Why ‘javelin throwing’ game at Lake Charles is dangerous for Sasol?

PRETORIA – In March 2020, the chief executive and president of Sasol Fleetwood Grobler and myself engaged in a conversation about how the company continues to flounder and also fails to provide a clear explanation about the circumstances pertaining to the Lake Charles Chemical Project in the United States.

It does not look like the company will be out of the woods in the near future due to its operations in the US.

At the time, Sasol’s stock had badly crashed by up to 47 percent and its market cap fell from R200 billion to just R30bn. My article on IOL titled “The making of a huge corporate scandal: Is Sasol’s imminent fall engineered?” postulated that the company engineered an unending crisis with the US project in order “to take the company out of South Africa, its assets abroad could have been long sold or earmarked to be sold to pre-identified individuals”.

The cost overruns for the project placed the company in serious financial hardship.
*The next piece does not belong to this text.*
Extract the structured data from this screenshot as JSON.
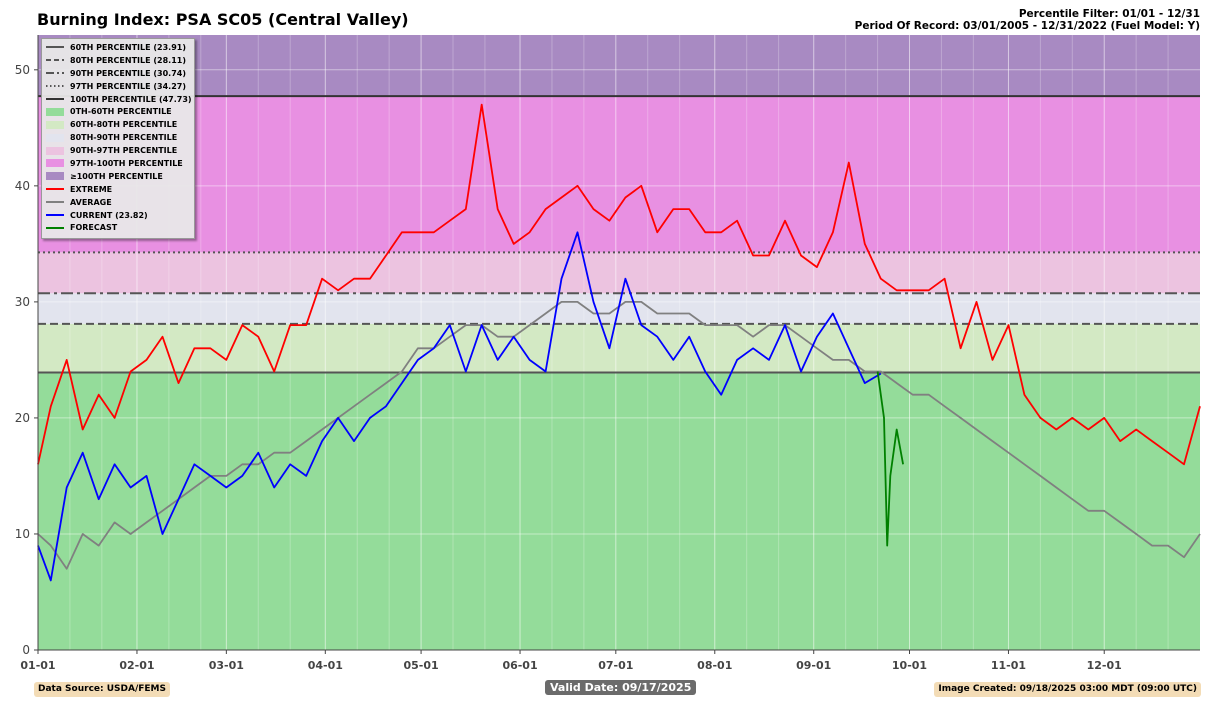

Today Lake Charles has an estimated cost of $14bn (R221bn), up from $8.1bn in 2014.

In a light response to my article on Fleetwood dismissed the claims about possible economic shenanigans in the US project as nonsensical. He said my disquiet was “based on loosely referenced media reports, unsubstantiated conjecture.” He added that: “Furthermore, the notion that any company, including Sasol, would deliberately seek investment opportunities to willingly destroy shareholder value, is preposterous.”